Per Cohen è stata una grande gioia poter interpretare un uomo che ha sempre ammirato, Abbie Hoffmann, al quale aveva anche dedicato parte di una sua dissertazione quando era studente di storia a Cambridge: "Ero ossessionato da lui sin da quando avevo 20 anni e quando, 13 anni fa, ho saputo che Spielberg stava lavorando a un film sul processo ai Chicago 7, mi sono subito proposto per il ruolo. Ho lavorato settimane per avere il giusto accento". Il progetto poi si è fermato ed è stato ripreso solo recentemente da Aaron Sorkin: "Essere sul quel set con giganti del teatro e del cinema come Frank Langella, Eddie Redmayne, Mark Rylance, è stato incredibile.
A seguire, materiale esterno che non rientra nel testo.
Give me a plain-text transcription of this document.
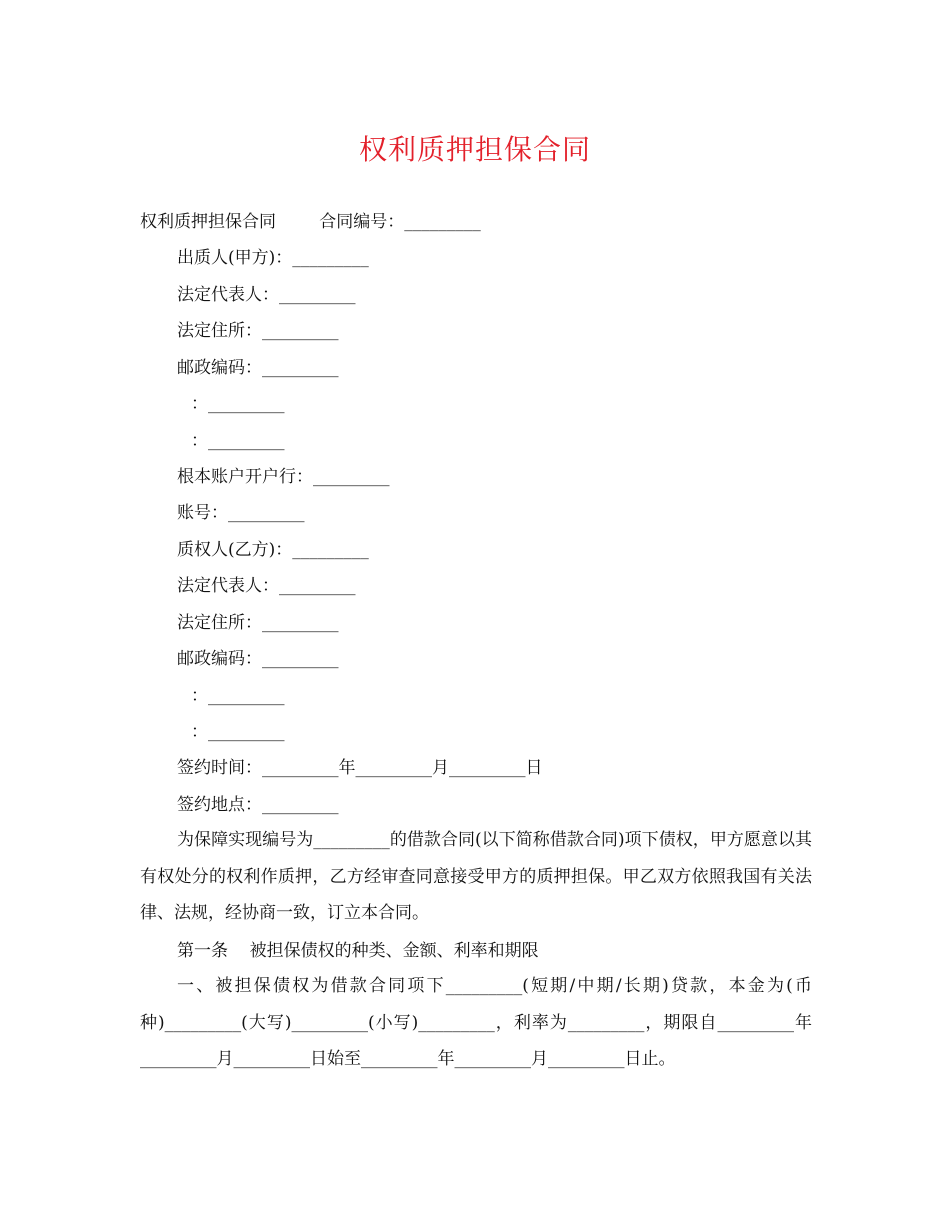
权利质押担保合同
权利质押担保合同        合同编号：_________
出质人(甲方)：_________
法定代表人：_________
法定住所：_________
邮政编码：_________
：_________
：_________
根本账户开户行：_________
账号：_________
质权人(乙方)：_________
法定代表人：_________
法定住所：_________
邮政编码：_________
：_________
：_________
签约时间：_________年_________月_________日
签约地点：_________
为保障实现编号为_________的借款合同(以下简称借款合同)项下债权，甲方愿意以其有权处分的权利作质押，乙方经审查同意接受甲方的质押担保。甲乙双方依照我国有关法律、法规，经协商一致，订立本合同。
第一条    被担保债权的种类、金额、利率和期限
一、被担保债权为借款合同项下_________(短期/中期/长期)贷款，本金为(币种)_________(大写)_________(小写)_________，利率为_________，期限自_________年_________月_________日始至_________年_________月_________日止。
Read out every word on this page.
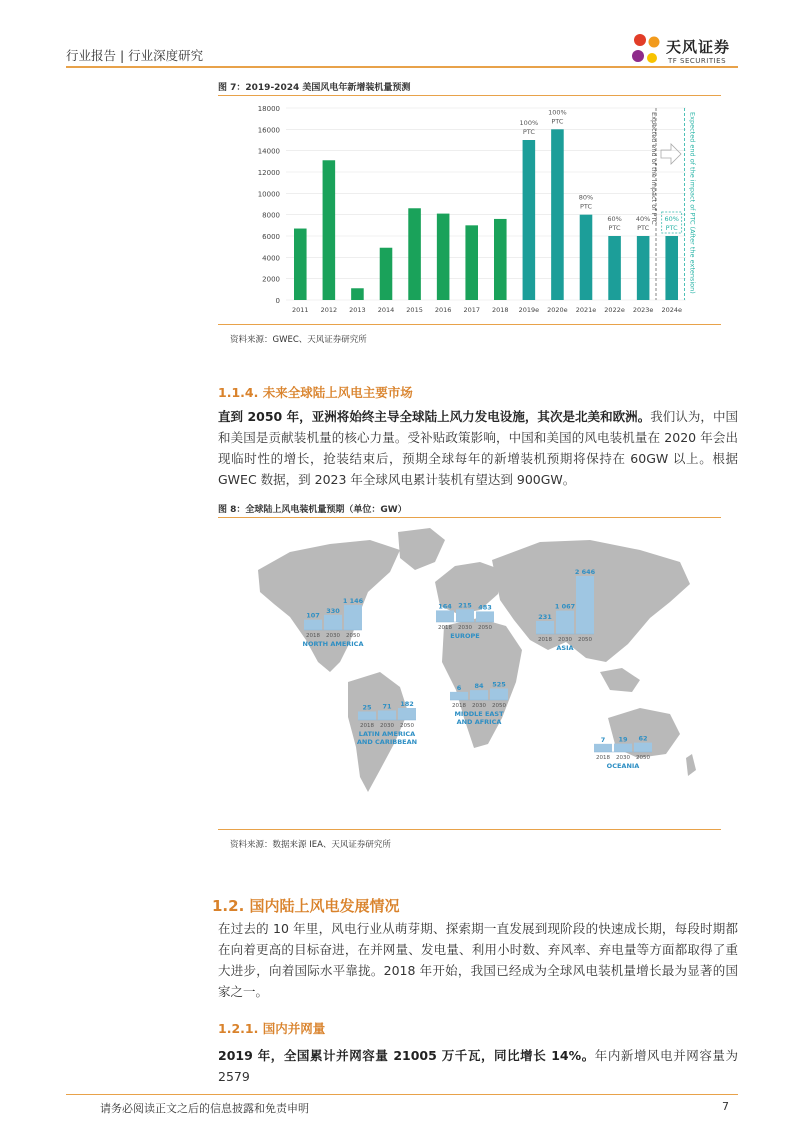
行业报告 | 行业深度研究	天风证券
TF SECURITIES
图 7：2019-2024 美国风电年新增装机量预测
0
2000
4000
6000
8000
10000
12000
14000
16000
18000
2011 2012 2013 2014 2015 2016 2017 2018 2019e 2020e 2021e 2022e 2023e 2024e
100%
PTC
100%
PTC
80%
PTC
60%
PTC
40%
PTC
60%
PTC
Expected end of the impact of PTC	Expected end of the impact of PTC (After the extension)
资料来源：GWEC、天风证券研究所
1.1.4. 未来全球陆上风电主要市场
直到 2050 年，亚洲将始终主导全球陆上风力发电设施，其次是北美和欧洲。我们认为，中国和美国是贡献装机量的核心力量。受补贴政策影响，中国和美国的风电装机量在 2020 年会出现临时性的增长，抢装结束后，预期全球每年的新增装机预期将保持在 60GW 以上。根据 GWEC 数据，到 2023 年全球风电累计装机有望达到 900GW。
图 8：全球陆上风电装机量预期（单位：GW）
107
2018
330
2030
1 146
2050
NORTH AMERICA
164
2018
215
2030
483
2050
EUROPE
231
2018
1 067
2030
2 646
2050
ASIA
6
2018
84
2030
525
2050
MIDDLE EAST
AND AFRICA
25
2018
71
2030
182
2050
LATIN AMERICA
AND CARIBBEAN	7
2018
19
2030
62
2050
OCEANIA
资料来源：数据来源 IEA、天风证券研究所
1.2. 国内陆上风电发展情况
在过去的 10 年里，风电行业从萌芽期、探索期一直发展到现阶段的快速成长期，每段时期都在向着更高的目标奋进，在并网量、发电量、利用小时数、弃风率、弃电量等方面都取得了重大进步，向着国际水平靠拢。2018 年开始，我国已经成为全球风电装机量增长最为显著的国家之一。
1.2.1. 国内并网量
2019 年，全国累计并网容量 21005 万千瓦，同比增长 14%。年内新增风电并网容量为 2579
请务必阅读正文之后的信息披露和免责申明	7
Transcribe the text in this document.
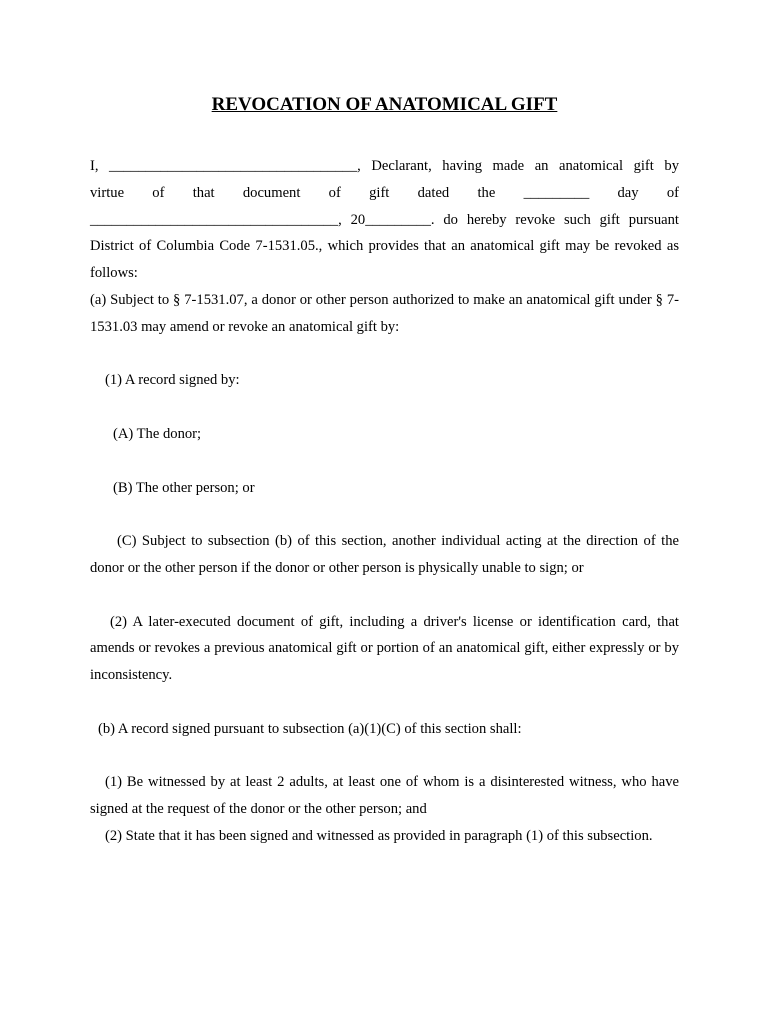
REVOCATION OF ANATOMICAL GIFT

I, __________________________________, Declarant, having made an anatomical gift by

virtue of that document of gift dated the _________ day of

__________________________________, 20_________. do hereby revoke such gift pursuant

District of Columbia Code 7-1531.05., which provides that an anatomical gift may be revoked as

follows:

(a) Subject to § 7-1531.07, a donor or other person authorized to make an anatomical gift under § 7-1531.03 may amend or revoke an anatomical gift by:

(1) A record signed by:

(A) The donor;

(B) The other person; or

(C) Subject to subsection (b) of this section, another individual acting at the direction of the donor or the other person if the donor or other person is physically unable to sign; or

(2) A later-executed document of gift, including a driver's license or identification card, that amends or revokes a previous anatomical gift or portion of an anatomical gift, either expressly or by inconsistency.

(b) A record signed pursuant to subsection (a)(1)(C) of this section shall:

(1) Be witnessed by at least 2 adults, at least one of whom is a disinterested witness, who have signed at the request of the donor or the other person; and

(2) State that it has been signed and witnessed as provided in paragraph (1) of this subsection.
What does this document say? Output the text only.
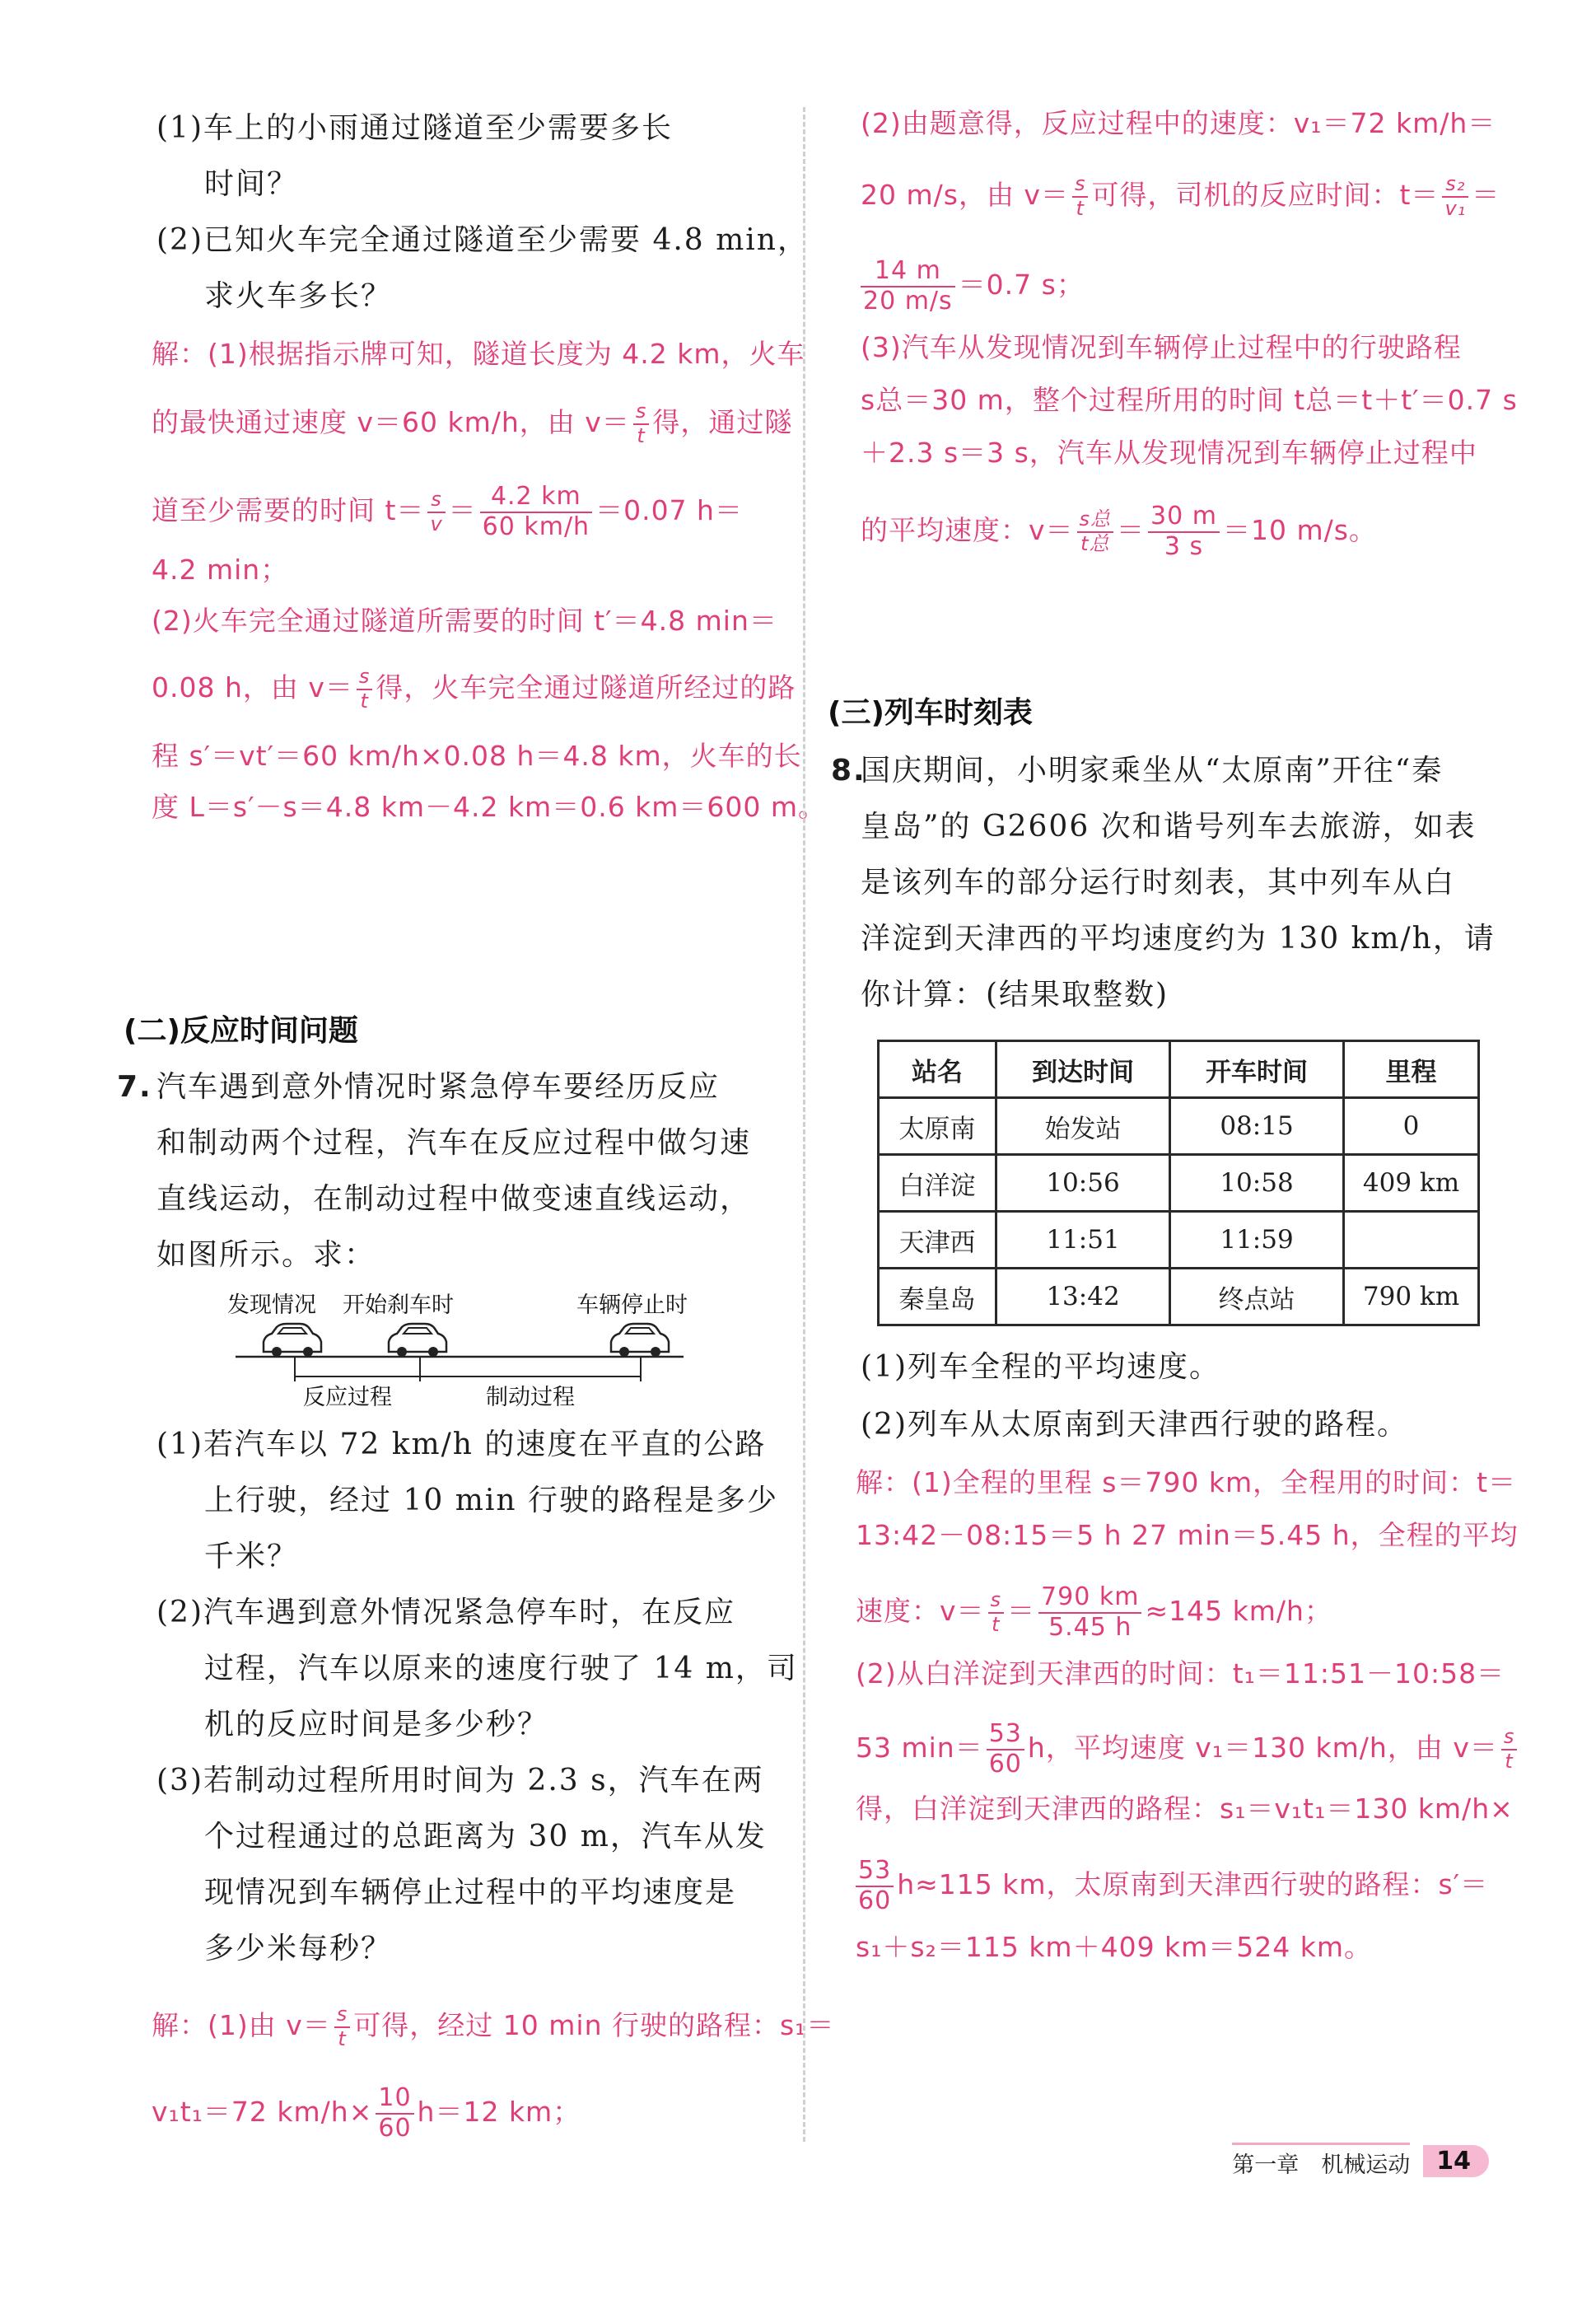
(1)车上的小雨通过隧道至少需要多长
时间？
(2)已知火车完全通过隧道至少需要 4.8 min，
求火车多长？
解：(1)根据指示牌可知，隧道长度为 4.2 km，火车
的最快通过速度 v＝60 km/h，由 $v= \frac{s}{t}$ 得，通过隧
道至少需要的时间 $t= \frac{s}{v} = \frac{4.2 km}{60 km/h} =0.07$ h＝
4.2 min；
(2)火车完全通过隧道所需要的时间 t′＝4.8 min＝
0.08 h，由 $v= \frac{s}{t}$ 得，火车完全通过隧道所经过的路
程 s′＝vt′＝60 km/h×0.08 h＝4.8 km，火车的长
度 L＝s′－s＝4.8 km－4.2 km＝0.6 km＝600 m。
(二)反应时间问题
7. 汽车遇到意外情况时紧急停车要经历反应
和制动两个过程，汽车在反应过程中做匀速
直线运动，在制动过程中做变速直线运动，
如图所示。求：
发现情况 开始刹车时	车辆停止时
反应过程	制动过程
(1)若汽车以 72 km/h 的速度在平直的公路
上行驶，经过 10 min 行驶的路程是多少
千米？
(2)汽车遇到意外情况紧急停车时，在反应
过程，汽车以原来的速度行驶了 14 m，司
机的反应时间是多少秒？
(3)若制动过程所用时间为 2.3 s，汽车在两
个过程通过的总距离为 30 m，汽车从发
现情况到车辆停止过程中的平均速度是
多少米每秒？
解：(1)由 $v= \frac{s}{t}$ 可得，经过 10 min 行驶的路程：s₁＝
v₁t₁＝72 $km/h\times \frac{10}{60} h=12$ km；
(2)由题意得，反应过程中的速度：v₁＝72 km/h＝
20 m/s，由 $v= \frac{s}{t}$ 可得，司机的反应时间：$t= \frac{\text{s₂}}{\text{v₁}}$ ＝
$\frac{14 m}{20 m/s} =0.7$ s；
(3)汽车从发现情况到车辆停止过程中的行驶路程
s总＝30 m，整个过程所用的时间 t总＝t＋t′＝0.7 s
＋2.3 s＝3 s，汽车从发现情况到车辆停止过程中
的平均速度：v＝ s总
t总 ＝ $\frac{30 m}{3 s} =10$ m/s。
(三)列车时刻表
8.
国庆期间，小明家乘坐从“太原南”开往“秦
皇岛”的 G2606 次和谐号列车去旅游，如表
是该列车的部分运行时刻表，其中列车从白
洋淀到天津西的平均速度约为 130 km/h，请
你计算：(结果取整数)
(1)列车全程的平均速度。
(2)列车从太原南到天津西行驶的路程。
解：(1)全程的里程 s＝790 km，全程用的时间：t＝
13:42－08:15＝5 h 27 min＝5.45 h，全程的平均
速度：$v= \frac{s}{t} = \frac{790 km}{5.45 h} \approx 145$ km/h；
(2)从白洋淀到天津西的时间：t₁＝11:51－10:58＝
53 $\min= \frac{53}{60}$ h，平均速度 v₁＝130 km/h，由 $v= \frac{s}{t}$
得，白洋淀到天津西的路程：s₁＝v₁t₁＝130 km/h×
$\frac{53}{60} h\approx 115$ km，太原南到天津西行驶的路程：s′＝
s₁＋s₂＝115 km＋409 km＝524 km。
站名	到达时间	开车时间	里程
太原南	始发站	08:15	0
白洋淀	10:56	10:58	409 km
天津西	11:51	11:59	
秦皇岛	13:42	终点站	790 km
第一章　机械运动	14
Le comparse che facevano da spettatori al processo applaudivano tra una scena e l'altra". In quel periodo "giravo i Chicago 7 di giorno e lavoravo al sequel di ‘Borat’ la sera, con il timore di non fare in tempo a finirlo. Volevo assolutamente che uscisse prima delle elezioni americane". E "c'è da ringraziarti – sottolinea Idle – perché potresti aver influenzato positivamente il voto, visto che hai smascherato un po' di quei cretini".